Como muy probablemente diría un wittgensteiniano a propósito de los juegos de lenguaje, el libro de Clara Ramas tiene un cierto aire de familia con otros libros recientes acerca de la misma temática. Pienso, por mencionar los primeros que me vienen a la cabeza, en el de Elizabeth Duval, Melancolía, o en el de Layla Martínez, Utopía no es una isla, aunque seguro que podrían añadirse a la relación unos cuantos más. En cualquier caso, estos tres coinciden, por lo pronto, en dimensiones relevantes, como son el de estar escritos por mujeres jóvenes y el de compartir una cierta sintonía política, que, utilizando el neologismo al uso, podríamos calificar como quincemayista.
Dicha circunstancia, lejos de ser algo anecdótico o casual, nos está señalando la relevancia del asunto compartido o, por decirlo de otra manera, parecería certificar el temprano diagnóstico (del año 2000 para ser exactos) de Slavoj Žižek, según el cual el siglo XXI sería el siglo de la melancolía. Aunque tal vez fuera algo más preciso afirmar que será el de la explosión de la melancolía, porque de la misma tenemos abundantísimos anuncios a lo largo del siglo XX. De hecho, Clara Ramas empieza su libro, en el que nos vamos a centrar, evocando el episodio piloto de Los Soprano, estrenado el domingo, 10 de enero de 1999, en el que aparecía Tony Soprano contándole a su psicoanalista el sentimiento de pérdida que le embargaba. Pero sin la menor dificultad podría haber evocado numerosos ejemplos anteriores, como, solo diez años antes y por no abandonar el universo mafioso, el brillante arranque de la película de los hermanos Coen Muerte entre las flores, en el que aparece otro gánster lamentando la pérdida de todo sentido de la ética en el mundo actual (incluido el de las apuestas ilegales).
En realidad, la especificidad del libro de Ramas se ubica, mucho más que en la constatación de la omnipresencia de lo melancólico, en la crítica al objeto, perdido y fantasmagórico, de ese registro, objeto al que se denomina aquí Edad Dorada. Importa señalar al respecto otro rasgo relevante del planteamiento de la autora y es que, aceptando que puede darse una diferente modulación de la melancolía en las generaciones en presencia, sostiene que cabe hablar de la misma como un rasgo compartido por todas y, en consecuencia, como una determinación no solo universal sino también epocal.
Con toda probabilidad, la mayor dificultad que se le plantea a este estimulante y oportuno libro sea la de articular ambos rasgos, el de afirmar la existencia de un "espectro amplio de personas de entre, aproximadamente, treinta y setenta años" (largo me lo fiais) que asumen cultural y políticamente la posición melancólica, y el de sostener que todas ellas andan en busca del mismo "objeto perdido", cuyo contenido no es otro que "el orden, la estabilidad, las certezas, los valores, el bienestar". Porque no parece que en modo alguno pueda ser idéntica la experiencia que de tales cosas tienen quienes pudieron vivirlas con mayor o menor intensidad y aquellos otros que solo saben de ellas lo que les han contado.
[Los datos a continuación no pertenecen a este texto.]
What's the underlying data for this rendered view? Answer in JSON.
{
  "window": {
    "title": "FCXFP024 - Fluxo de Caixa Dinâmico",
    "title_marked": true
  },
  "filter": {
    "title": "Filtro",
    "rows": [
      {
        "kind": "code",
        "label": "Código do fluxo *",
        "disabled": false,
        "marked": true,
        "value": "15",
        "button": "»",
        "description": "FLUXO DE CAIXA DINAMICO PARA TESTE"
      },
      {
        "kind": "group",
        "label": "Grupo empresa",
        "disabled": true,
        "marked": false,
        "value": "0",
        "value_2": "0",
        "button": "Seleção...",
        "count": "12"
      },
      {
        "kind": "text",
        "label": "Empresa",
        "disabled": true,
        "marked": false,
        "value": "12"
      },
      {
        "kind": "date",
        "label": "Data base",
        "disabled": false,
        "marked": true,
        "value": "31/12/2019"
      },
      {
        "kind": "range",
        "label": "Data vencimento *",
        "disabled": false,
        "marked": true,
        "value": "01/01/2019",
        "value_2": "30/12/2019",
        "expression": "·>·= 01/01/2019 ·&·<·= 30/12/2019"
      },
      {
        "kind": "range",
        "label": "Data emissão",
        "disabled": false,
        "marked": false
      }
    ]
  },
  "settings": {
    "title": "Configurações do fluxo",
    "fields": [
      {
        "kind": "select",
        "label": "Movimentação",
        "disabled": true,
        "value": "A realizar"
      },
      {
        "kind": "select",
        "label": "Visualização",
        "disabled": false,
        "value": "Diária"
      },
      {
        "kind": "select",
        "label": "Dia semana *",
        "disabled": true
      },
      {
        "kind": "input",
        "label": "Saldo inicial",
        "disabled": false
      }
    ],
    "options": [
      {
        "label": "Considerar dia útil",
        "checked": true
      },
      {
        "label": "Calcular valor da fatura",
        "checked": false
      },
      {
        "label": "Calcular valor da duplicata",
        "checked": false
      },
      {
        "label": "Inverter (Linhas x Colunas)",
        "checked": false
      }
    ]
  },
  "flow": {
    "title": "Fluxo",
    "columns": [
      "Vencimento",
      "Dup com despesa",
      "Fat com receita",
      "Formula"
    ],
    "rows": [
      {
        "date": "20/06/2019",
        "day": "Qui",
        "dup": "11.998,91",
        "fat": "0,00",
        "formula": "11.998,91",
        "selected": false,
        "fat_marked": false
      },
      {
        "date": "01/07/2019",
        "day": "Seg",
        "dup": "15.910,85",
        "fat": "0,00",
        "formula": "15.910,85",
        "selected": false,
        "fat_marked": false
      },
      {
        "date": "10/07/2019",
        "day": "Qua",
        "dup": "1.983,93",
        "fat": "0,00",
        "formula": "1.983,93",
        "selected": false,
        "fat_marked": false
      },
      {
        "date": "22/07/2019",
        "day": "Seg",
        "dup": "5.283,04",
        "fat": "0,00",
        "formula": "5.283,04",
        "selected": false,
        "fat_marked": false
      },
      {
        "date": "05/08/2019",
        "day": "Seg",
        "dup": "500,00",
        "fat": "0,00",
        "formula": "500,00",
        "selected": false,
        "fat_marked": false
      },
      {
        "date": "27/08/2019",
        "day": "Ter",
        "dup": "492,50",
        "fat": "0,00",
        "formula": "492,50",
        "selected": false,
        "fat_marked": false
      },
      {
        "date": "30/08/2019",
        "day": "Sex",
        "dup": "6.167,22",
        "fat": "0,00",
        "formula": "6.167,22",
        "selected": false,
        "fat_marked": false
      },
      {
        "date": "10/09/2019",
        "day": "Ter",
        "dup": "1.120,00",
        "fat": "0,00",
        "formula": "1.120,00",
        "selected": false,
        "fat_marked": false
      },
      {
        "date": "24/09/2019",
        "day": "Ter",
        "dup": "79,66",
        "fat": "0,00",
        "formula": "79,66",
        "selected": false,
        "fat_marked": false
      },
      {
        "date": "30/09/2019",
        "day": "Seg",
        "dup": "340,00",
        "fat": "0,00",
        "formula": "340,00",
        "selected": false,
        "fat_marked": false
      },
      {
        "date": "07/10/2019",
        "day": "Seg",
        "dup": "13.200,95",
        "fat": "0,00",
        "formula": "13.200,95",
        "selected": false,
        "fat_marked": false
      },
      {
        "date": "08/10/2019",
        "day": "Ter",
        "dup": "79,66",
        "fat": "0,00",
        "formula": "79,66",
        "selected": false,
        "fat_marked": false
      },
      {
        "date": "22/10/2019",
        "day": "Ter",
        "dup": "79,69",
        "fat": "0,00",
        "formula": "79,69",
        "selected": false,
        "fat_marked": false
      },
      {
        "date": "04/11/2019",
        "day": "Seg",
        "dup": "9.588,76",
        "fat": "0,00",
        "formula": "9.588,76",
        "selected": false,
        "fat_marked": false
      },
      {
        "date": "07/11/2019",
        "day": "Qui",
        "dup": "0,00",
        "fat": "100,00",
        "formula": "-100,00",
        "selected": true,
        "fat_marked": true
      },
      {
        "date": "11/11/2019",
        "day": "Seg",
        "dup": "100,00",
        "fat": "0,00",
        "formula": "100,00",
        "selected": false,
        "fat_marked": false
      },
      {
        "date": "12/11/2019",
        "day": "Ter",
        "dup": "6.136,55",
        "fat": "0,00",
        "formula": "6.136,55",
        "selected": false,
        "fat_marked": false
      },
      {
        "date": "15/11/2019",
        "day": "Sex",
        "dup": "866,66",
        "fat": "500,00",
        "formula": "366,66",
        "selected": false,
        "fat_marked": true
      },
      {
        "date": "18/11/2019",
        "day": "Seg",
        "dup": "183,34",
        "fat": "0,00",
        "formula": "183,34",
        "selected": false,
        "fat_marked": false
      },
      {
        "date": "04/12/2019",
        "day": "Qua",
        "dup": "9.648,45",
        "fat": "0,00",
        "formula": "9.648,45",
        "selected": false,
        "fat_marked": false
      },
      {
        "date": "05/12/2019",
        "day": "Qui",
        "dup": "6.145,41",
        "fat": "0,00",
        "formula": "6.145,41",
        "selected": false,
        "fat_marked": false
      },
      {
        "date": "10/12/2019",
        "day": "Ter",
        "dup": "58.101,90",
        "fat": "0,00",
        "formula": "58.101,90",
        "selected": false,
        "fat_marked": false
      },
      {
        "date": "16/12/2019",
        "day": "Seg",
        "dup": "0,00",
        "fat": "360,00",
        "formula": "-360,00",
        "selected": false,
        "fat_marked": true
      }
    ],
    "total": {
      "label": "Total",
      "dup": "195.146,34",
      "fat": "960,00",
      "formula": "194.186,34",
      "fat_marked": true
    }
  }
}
O, acaso mejor, no parece fácil que las dos puedan ser pensadas echando mano de una misma categoría.
No habría que descartar que a Clara Ramas haya terminado jugándole una mala pasada la definición de melancolía elegida, que subsume tanto la melancolía propiamente dicha como la nostalgia, que apenas aparece mencionada en las páginas del presente libro. Pero identificar la tristeza que provocan las ocasiones perdidas, las oportunidades desaprovechadas, con la tristeza por lo que, habiendo sido, por cualquier razón dejó de ser, lejos de permitirnos pensar adecuadamente lo que nos ocurre, termina por distorsionarlo severamente.
Porque si aceptáramos, de manera tan solo provisional, la tópica definición de melancolía como el pesar por lo que pudo haber sido y no fue, habrá que reconocer, con Žižek, que semejante registro es muy propio del siglo XXI, más en concreto de quienes en mayor medida hicieron consigna del sí se puede... pero finalmente no pudieron, no quisieron o no supieron convertir en realidad las presuntas posibilidades. Por su parte, los nostálgicos, en especial los de izquierdas, no se puede decir en absoluto que anden fantaseando —y menos planificando— el regreso a Edad Dorada alguna. Se limitan, como mucho, a lamerse las heridas del tiempo, lamentando el imparable alejamiento de sus momentos de plenitud. Bajo ningún concepto definen el signo de nuestro presente.